CMS to Cut Home Health Medicare Payments by $58 Million in 2015

The Centers for Medicare & Medicaid Services (CMS) proposed changes Tuesday that would reduce Medicare payments to home health agencies by 0.3% in 2015.

The proposed rule for 2015 cuts the Medicare home health prospective payment system (HH PPS) by $58 million, and reflects the effects of the 2.2% home health payment update percentage — a $427 million increase — and rebasing adjustments to the national, standardized 60-day episode payment rate, the national per-visit payment rates, and the non-routine medical supplies (NRS) conversion factor, CMS announced Tuesday.

Based on the most recent data available, CMS estimates that about 3.5 million beneficiaries received home health services from nearly 12,000 home health agencies, costing Medicare approximately $18 billion in 2013.


The changes, including adjustments to face-to-face encounter requirements, would “foster greater efficiency, flexibility, payment accuracy, and improved quality,” CMS says.

Changes would eliminate the narrative requirement for face-to-face encounters, during which physicians must explain the clinical findings of the encounter to support that the patient is homebound and in need of skilled services.

Many home health care providers argue this requirement leads to more CMS denials. However, physicians will still need to certify that a face-to-face patient encounter occurred and document the date of the encounter as part of the certification of eligibility.

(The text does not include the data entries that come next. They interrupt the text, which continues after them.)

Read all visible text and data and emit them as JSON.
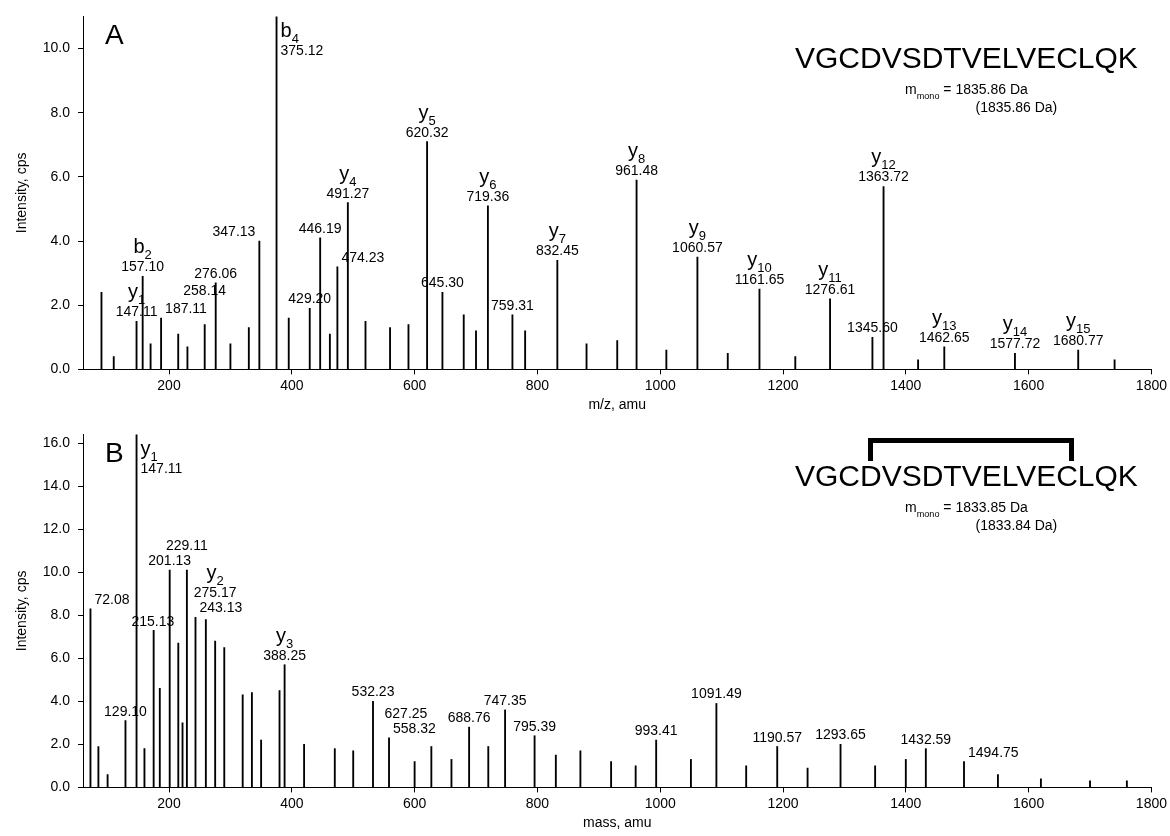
{
  "chart_data": [
    {
      "type": "bar",
      "title": "A",
      "xlabel": "m/z, amu",
      "ylabel": "Intensity, cps",
      "color": "#000000",
      "xlim": [
        60,
        1800
      ],
      "xticks": [
        200,
        400,
        600,
        800,
        1000,
        1200,
        1400,
        1600,
        1800
      ],
      "ylim": [
        0,
        11
      ],
      "yticks": [
        {
          "value": 0,
          "label": "0.0"
        },
        {
          "value": 2,
          "label": "2.0"
        },
        {
          "value": 4,
          "label": "4.0"
        },
        {
          "value": 6,
          "label": "6.0"
        },
        {
          "value": 8,
          "label": "8.0"
        },
        {
          "value": 10,
          "label": "10.0"
        }
      ],
      "x": [
        90,
        110,
        147.11,
        157.1,
        170,
        187.11,
        215,
        230,
        258.14,
        276.06,
        300,
        330,
        347.13,
        375.12,
        395,
        429.2,
        446.19,
        462,
        474.23,
        491.27,
        520,
        560,
        590,
        620.32,
        645.3,
        680,
        700,
        719.36,
        759.31,
        780,
        832.45,
        880,
        930,
        961.48,
        1010,
        1060.57,
        1110,
        1161.65,
        1220,
        1276.61,
        1345.6,
        1363.72,
        1420,
        1462.65,
        1577.72,
        1680.77,
        1740
      ],
      "values": [
        2.4,
        0.4,
        1.5,
        2.9,
        0.8,
        1.6,
        1.1,
        0.7,
        1.4,
        2.7,
        0.8,
        1.3,
        4.0,
        11.0,
        1.6,
        1.9,
        4.1,
        1.1,
        3.2,
        5.2,
        1.5,
        1.3,
        1.4,
        7.1,
        2.4,
        1.7,
        1.2,
        5.1,
        1.7,
        1.2,
        3.4,
        0.8,
        0.9,
        5.9,
        0.6,
        3.5,
        0.5,
        2.5,
        0.4,
        2.2,
        1.0,
        5.7,
        0.3,
        0.7,
        0.5,
        0.6,
        0.3
      ],
      "annotations": [
        "VGCDVSDTVELVECLQK",
        "m$_{mono}$ = 1835.86 Da",
        "(1835.86 Da)",
        {
          "text": "y$_{1}$",
          "x": 147.11,
          "y": 1.5
        },
        {
          "text": "147.11",
          "x": 147.11,
          "y": 1.5
        },
        {
          "text": "b$_{2}$",
          "x": 157.1,
          "y": 2.9
        },
        {
          "text": "157.10",
          "x": 157.1,
          "y": 2.9
        },
        {
          "text": "187.11",
          "x": 187.11,
          "y": 1.6
        },
        {
          "text": "258.14",
          "x": 258.14,
          "y": 1.4
        },
        {
          "text": "276.06",
          "x": 276.06,
          "y": 2.7
        },
        {
          "text": "347.13",
          "x": 347.13,
          "y": 4.0
        },
        {
          "text": "b$_{4}$",
          "x": 375.12,
          "y": 11.0
        },
        {
          "text": "375.12",
          "x": 375.12,
          "y": 11.0
        },
        {
          "text": "429.20",
          "x": 429.2,
          "y": 1.9
        },
        {
          "text": "446.19",
          "x": 446.19,
          "y": 4.1
        },
        {
          "text": "474.23",
          "x": 474.23,
          "y": 3.2
        },
        {
          "text": "y$_{4}$",
          "x": 491.27,
          "y": 5.2
        },
        {
          "text": "491.27",
          "x": 491.27,
          "y": 5.2
        },
        {
          "text": "y$_{5}$",
          "x": 620.32,
          "y": 7.1
        },
        {
          "text": "620.32",
          "x": 620.32,
          "y": 7.1
        },
        {
          "text": "645.30",
          "x": 645.3,
          "y": 2.4
        },
        {
          "text": "y$_{6}$",
          "x": 719.36,
          "y": 5.1
        },
        {
          "text": "719.36",
          "x": 719.36,
          "y": 5.1
        },
        {
          "text": "759.31",
          "x": 759.31,
          "y": 1.7
        },
        {
          "text": "y$_{7}$",
          "x": 832.45,
          "y": 3.4
        },
        {
          "text": "832.45",
          "x": 832.45,
          "y": 3.4
        },
        {
          "text": "y$_{8}$",
          "x": 961.48,
          "y": 5.9
        },
        {
          "text": "961.48",
          "x": 961.48,
          "y": 5.9
        },
        {
          "text": "y$_{9}$",
          "x": 1060.57,
          "y": 3.5
        },
        {
          "text": "1060.57",
          "x": 1060.57,
          "y": 3.5
        },
        {
          "text": "y$_{10}$",
          "x": 1161.65,
          "y": 2.5
        },
        {
          "text": "1161.65",
          "x": 1161.65,
          "y": 2.5
        },
        {
          "text": "y$_{11}$",
          "x": 1276.61,
          "y": 2.2
        },
        {
          "text": "1276.61",
          "x": 1276.61,
          "y": 2.2
        },
        {
          "text": "1345.60",
          "x": 1345.6,
          "y": 1.0
        },
        {
          "text": "y$_{12}$",
          "x": 1363.72,
          "y": 5.7
        },
        {
          "text": "1363.72",
          "x": 1363.72,
          "y": 5.7
        },
        {
          "text": "y$_{13}$",
          "x": 1462.65,
          "y": 0.7
        },
        {
          "text": "1462.65",
          "x": 1462.65,
          "y": 0.7
        },
        {
          "text": "y$_{14}$",
          "x": 1577.72,
          "y": 0.5
        },
        {
          "text": "1577.72",
          "x": 1577.72,
          "y": 0.5
        },
        {
          "text": "y$_{15}$",
          "x": 1680.77,
          "y": 0.6
        },
        {
          "text": "1680.77",
          "x": 1680.77,
          "y": 0.6
        }
      ]
    },
    {
      "type": "bar",
      "title": "B",
      "xlabel": "mass, amu",
      "ylabel": "Intensity, cps",
      "color": "#000000",
      "xlim": [
        60,
        1800
      ],
      "xticks": [
        200,
        400,
        600,
        800,
        1000,
        1200,
        1400,
        1600,
        1800
      ],
      "ylim": [
        0,
        16.4
      ],
      "yticks": [
        {
          "value": 0,
          "label": "0.0"
        },
        {
          "value": 2,
          "label": "2.0"
        },
        {
          "value": 4,
          "label": "4.0"
        },
        {
          "value": 6,
          "label": "6.0"
        },
        {
          "value": 8,
          "label": "8.0"
        },
        {
          "value": 10,
          "label": "10.0"
        },
        {
          "value": 12,
          "label": "12.0"
        },
        {
          "value": 14,
          "label": "14.0"
        },
        {
          "value": 16,
          "label": "16.0"
        }
      ],
      "x": [
        72.08,
        85,
        100,
        129.1,
        147.11,
        160,
        175,
        185,
        201.13,
        215.13,
        222,
        229.11,
        243.13,
        260,
        275.17,
        290,
        320,
        335,
        350,
        380,
        388.25,
        420,
        470,
        500,
        532.23,
        558.32,
        600,
        627.25,
        660,
        688.76,
        720,
        747.35,
        795.39,
        830,
        870,
        920,
        960,
        993.41,
        1050,
        1091.49,
        1140,
        1190.57,
        1240,
        1293.65,
        1350,
        1400,
        1432.59,
        1494.75,
        1550,
        1620,
        1700,
        1760
      ],
      "values": [
        8.3,
        1.9,
        0.6,
        3.1,
        16.4,
        1.8,
        7.3,
        4.6,
        10.1,
        6.7,
        3.0,
        10.1,
        7.9,
        7.8,
        6.8,
        6.5,
        4.3,
        4.4,
        2.2,
        4.5,
        5.7,
        2.0,
        1.8,
        1.7,
        4.0,
        2.3,
        1.2,
        1.9,
        1.3,
        2.8,
        1.9,
        3.6,
        2.4,
        1.5,
        1.7,
        1.2,
        1.0,
        2.2,
        1.3,
        3.9,
        1.0,
        1.9,
        0.9,
        2.0,
        1.0,
        1.3,
        1.8,
        1.2,
        0.6,
        0.4,
        0.3,
        0.3
      ],
      "annotations": [
        "VGCDVSDTVELVECLQK",
        "m$_{mono}$ = 1833.85 Da",
        "(1833.84 Da)",
        {
          "text": "72.08",
          "x": 72.08,
          "y": 8.3
        },
        {
          "text": "129.10",
          "x": 129.1,
          "y": 3.1
        },
        {
          "text": "y$_{1}$",
          "x": 147.11,
          "y": 16.4
        },
        {
          "text": "147.11",
          "x": 147.11,
          "y": 16.4
        },
        {
          "text": "201.13",
          "x": 201.13,
          "y": 10.1
        },
        {
          "text": "215.13",
          "x": 215.13,
          "y": 6.7
        },
        {
          "text": "229.11",
          "x": 229.11,
          "y": 10.1
        },
        {
          "text": "243.13",
          "x": 243.13,
          "y": 7.9
        },
        {
          "text": "y$_{2}$",
          "x": 275.17,
          "y": 6.8
        },
        {
          "text": "275.17",
          "x": 275.17,
          "y": 6.8
        },
        {
          "text": "y$_{3}$",
          "x": 388.25,
          "y": 5.7
        },
        {
          "text": "388.25",
          "x": 388.25,
          "y": 5.7
        },
        {
          "text": "532.23",
          "x": 532.23,
          "y": 4.0
        },
        {
          "text": "558.32",
          "x": 558.32,
          "y": 2.3
        },
        {
          "text": "627.25",
          "x": 627.25,
          "y": 1.9
        },
        {
          "text": "688.76",
          "x": 688.76,
          "y": 2.8
        },
        {
          "text": "747.35",
          "x": 747.35,
          "y": 3.6
        },
        {
          "text": "795.39",
          "x": 795.39,
          "y": 2.4
        },
        {
          "text": "993.41",
          "x": 993.41,
          "y": 2.2
        },
        {
          "text": "1091.49",
          "x": 1091.49,
          "y": 3.9
        },
        {
          "text": "1190.57",
          "x": 1190.57,
          "y": 1.9
        },
        {
          "text": "1293.65",
          "x": 1293.65,
          "y": 2.0
        },
        {
          "text": "1432.59",
          "x": 1432.59,
          "y": 1.8
        },
        {
          "text": "1494.75",
          "x": 1494.75,
          "y": 1.2
        }
      ]
    }
  ]
}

CMS also recently told the National Association for Home Care & Hospice (NAHC) that it is reversing its previous position on the face-to-face requirement for Medicare Advantage (MA) plan members who receive home health care services, saying that a Medicare Advantage Organization’s (MAO) authorization for home health services may substitute for the original Medicare face-to-face certification requirement.

Other proposed changes to face-to-face encounters include consideration only for medical records from the patient’s certifying physician or discharging facility in determining initial eligibility for the Medicare home health benefit. Certification/re-certification of eligibility for home health services — not the face-to-face encounter visit — would be considered a non-covered service if the HHA claim was non-covered because the patient was ineligible for the home health benefit.

CMS is proposing to recalibrate the HH PPS case-mix weights by adjusting the weights relative to one another, using calendar year 2013 home health claims data, to ensure that the case-mix weights reflect the most current utilization and resource data available.

Rate-setting changes would be made to the wage index using a blended wage index for a one-year transition. For each county, a blended wage index would be calculated as 50% of the 2015 wage index using the current Office of Management and Budget (OMB) delineations and 50% of the 2015 wage index using the revised OMB delineations.

The Affordable Care Act has required that CMS rebase the 60-day episode rate. The rule implements increases to the national per-visit payment rates, a 2.82% reduction to the NRS conversion factor, and a reduction to the national, standardized 60-day episode rate of $80.95 for 2015. The proposed national, standardized 60-day episode payment for 2015 is $2,922.76.

The conditions of participation for speech-language pathologists would also be adjusted.

CMS is inviting comment on a value-based purchasing (VBP) model for HHAs in certain states that it is considering testing, to begin in 2016.